The Indian Startup Economy has witnessed around 100 Unicorns but only 23 of them are profitable. Over the last three months, many startups like Vedantu, Unacademy, Furlenco, Meesho, and Cars24 have laid off thousands of employees. Most of these startups are heavily dependent on funding for their survival. Many popular investors like Softbank, Tiger Global, and Sequoia Capital have pulled their funding from Indian Startups leaving them all high and dry.

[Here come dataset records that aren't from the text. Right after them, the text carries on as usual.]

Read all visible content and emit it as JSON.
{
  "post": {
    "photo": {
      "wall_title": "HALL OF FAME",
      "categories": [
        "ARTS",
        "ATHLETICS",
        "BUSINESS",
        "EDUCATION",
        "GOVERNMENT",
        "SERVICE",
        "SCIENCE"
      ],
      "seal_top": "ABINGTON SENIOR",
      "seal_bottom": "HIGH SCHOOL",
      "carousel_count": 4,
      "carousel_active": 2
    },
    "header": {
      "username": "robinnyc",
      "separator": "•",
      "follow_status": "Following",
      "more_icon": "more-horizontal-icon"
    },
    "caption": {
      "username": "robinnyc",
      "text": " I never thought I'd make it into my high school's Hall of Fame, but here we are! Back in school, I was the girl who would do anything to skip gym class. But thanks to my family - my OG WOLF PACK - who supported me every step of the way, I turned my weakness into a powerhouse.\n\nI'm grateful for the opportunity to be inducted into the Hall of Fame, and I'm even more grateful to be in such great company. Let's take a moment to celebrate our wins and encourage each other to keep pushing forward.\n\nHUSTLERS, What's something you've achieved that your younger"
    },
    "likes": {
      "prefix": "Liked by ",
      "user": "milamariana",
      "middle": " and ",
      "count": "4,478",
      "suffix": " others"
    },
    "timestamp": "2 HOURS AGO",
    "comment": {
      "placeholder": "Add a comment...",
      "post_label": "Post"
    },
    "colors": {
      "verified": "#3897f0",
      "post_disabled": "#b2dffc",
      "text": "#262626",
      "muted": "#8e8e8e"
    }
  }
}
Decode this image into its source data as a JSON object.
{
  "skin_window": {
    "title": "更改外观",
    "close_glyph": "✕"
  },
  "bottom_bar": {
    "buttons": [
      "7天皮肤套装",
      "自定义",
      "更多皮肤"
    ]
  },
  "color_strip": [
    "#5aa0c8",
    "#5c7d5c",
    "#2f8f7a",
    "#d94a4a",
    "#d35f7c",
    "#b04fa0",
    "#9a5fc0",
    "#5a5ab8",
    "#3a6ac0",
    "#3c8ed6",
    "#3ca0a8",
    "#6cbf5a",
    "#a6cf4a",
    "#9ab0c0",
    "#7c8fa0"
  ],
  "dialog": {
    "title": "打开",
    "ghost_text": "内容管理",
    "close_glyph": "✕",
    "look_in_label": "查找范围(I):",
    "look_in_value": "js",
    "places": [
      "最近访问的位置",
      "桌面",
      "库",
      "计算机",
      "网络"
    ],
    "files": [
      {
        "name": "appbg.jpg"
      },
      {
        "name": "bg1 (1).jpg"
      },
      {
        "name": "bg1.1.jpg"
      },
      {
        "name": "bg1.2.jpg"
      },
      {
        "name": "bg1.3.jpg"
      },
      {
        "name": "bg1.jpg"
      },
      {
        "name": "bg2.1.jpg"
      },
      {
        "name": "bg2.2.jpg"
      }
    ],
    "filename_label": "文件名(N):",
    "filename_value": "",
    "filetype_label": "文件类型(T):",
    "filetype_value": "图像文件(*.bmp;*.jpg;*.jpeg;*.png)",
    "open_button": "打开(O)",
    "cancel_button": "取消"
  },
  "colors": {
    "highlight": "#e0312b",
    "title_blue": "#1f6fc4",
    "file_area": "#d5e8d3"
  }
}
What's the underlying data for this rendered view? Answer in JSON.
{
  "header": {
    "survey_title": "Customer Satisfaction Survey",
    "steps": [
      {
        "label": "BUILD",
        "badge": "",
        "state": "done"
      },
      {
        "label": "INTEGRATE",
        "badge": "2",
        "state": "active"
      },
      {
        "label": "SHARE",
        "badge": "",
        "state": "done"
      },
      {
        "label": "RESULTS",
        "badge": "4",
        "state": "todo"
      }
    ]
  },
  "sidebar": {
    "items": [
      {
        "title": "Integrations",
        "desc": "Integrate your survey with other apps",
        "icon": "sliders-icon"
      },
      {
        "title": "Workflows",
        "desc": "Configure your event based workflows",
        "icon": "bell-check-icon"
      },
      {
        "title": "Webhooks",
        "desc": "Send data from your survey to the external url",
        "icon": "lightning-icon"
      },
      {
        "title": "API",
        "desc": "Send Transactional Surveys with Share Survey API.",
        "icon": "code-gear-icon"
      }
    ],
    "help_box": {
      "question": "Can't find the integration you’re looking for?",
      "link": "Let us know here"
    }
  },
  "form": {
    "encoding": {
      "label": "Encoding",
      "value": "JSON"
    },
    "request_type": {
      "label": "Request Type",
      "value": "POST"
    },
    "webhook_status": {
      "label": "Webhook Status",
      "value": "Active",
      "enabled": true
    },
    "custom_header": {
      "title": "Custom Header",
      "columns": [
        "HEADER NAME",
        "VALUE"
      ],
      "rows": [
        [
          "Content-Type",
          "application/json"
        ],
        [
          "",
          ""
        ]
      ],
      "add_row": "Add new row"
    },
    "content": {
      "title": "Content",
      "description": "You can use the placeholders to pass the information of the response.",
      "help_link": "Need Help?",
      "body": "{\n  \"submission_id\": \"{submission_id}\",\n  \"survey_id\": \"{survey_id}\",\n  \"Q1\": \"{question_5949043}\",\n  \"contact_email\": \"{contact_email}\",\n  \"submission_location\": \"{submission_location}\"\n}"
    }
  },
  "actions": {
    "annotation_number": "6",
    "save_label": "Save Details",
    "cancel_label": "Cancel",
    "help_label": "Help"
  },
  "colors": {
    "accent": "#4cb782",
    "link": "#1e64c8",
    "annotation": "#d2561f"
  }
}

So, What triggered this ‘funding winter '? Let’s find out.
Startup Pomp & Show
The loss of Indian startups is mounting and it is difficult for them to be profitable in the coming years. Still, they managed to raise huge funding and many of them even turned into unicorns. So, what swayed the investors? Well, most of the startups flaunted their Daily active users and Gross Merchandise Value (GMV). The trick to increasing daily active users is giving cashback and discounts. Gross Merchandise value is the value of goods sold from an e-commerce site. Do not confuse GMV with revenue. If you order a book of Rs. 500 from Amazon, then GMV is 500 but revenue for Amazon is the commission and listing fees that are paid by the seller. So, Revenue is just a part of GMV.
Therefore, neither high daily active users nor GMV promised sales and profit. And, users shift once the site stops offering cashback. Still, most startups got their funding just because of these two parameters.
The Paytm Fiasco
When Nykaa got listed on the Stock exchange, it reaped huge listing gains for public investors. At that time its PE was a whopping 1600! This means people were ready to pay Rs.1600 for every Rs. 1 earned by the company. After that, Paytm got listed. It fell 27% on its first listing day. Now, it has nosedived from Rs.2150 to Rs. 630. That's it! Paytm was a reality check for Venture Capitalists. After this, the valuation of many startups started to fall, even Nykaa. Most of the VCs incurred billions of losses in this reality check. This ended the pomp & show of Daily active users and GMV. Now, investors started looking at the more meaningful parameters i.e. Profit & Sales. This led to a funding winter for most of the startups that were breathing on funding and have not started generating profits.
Zombie Unicorns
Many startup Unicorns are turning into Zombies! This means that they are continuously raising funds but their business model is not good enough to show actual growth. For example, Meesho had raised billions of dollars from VCs, giving it entry into the unicorn club. But, soon the startup is going to be a zombie unicorn. People will not stop using Meesho but there would also be no actual growth of its own. Investors have pulled their funding and now the company is shifting towards raising debt to survive. It is not just Meesho, but many startups are going to turn zombies.
Is this just the beginning?
Due to a funding crunch, laying off is a cost-cutting strategy. And, this is just the beginning. The objective of these VCs is to invest at an initial stage in a startup, wait for its valuation to rise, and sell it to another. Till now, the stake of startups exchanged hands when these VCs found a greater fool who would again be swayed by the pomp & show. But, this bubble has burst now. In the coming years, startups would be valued at more reasonable valuations by looking at corporate governance, sales, and profit. So, we could expect more correction in the Indian Startup Economy.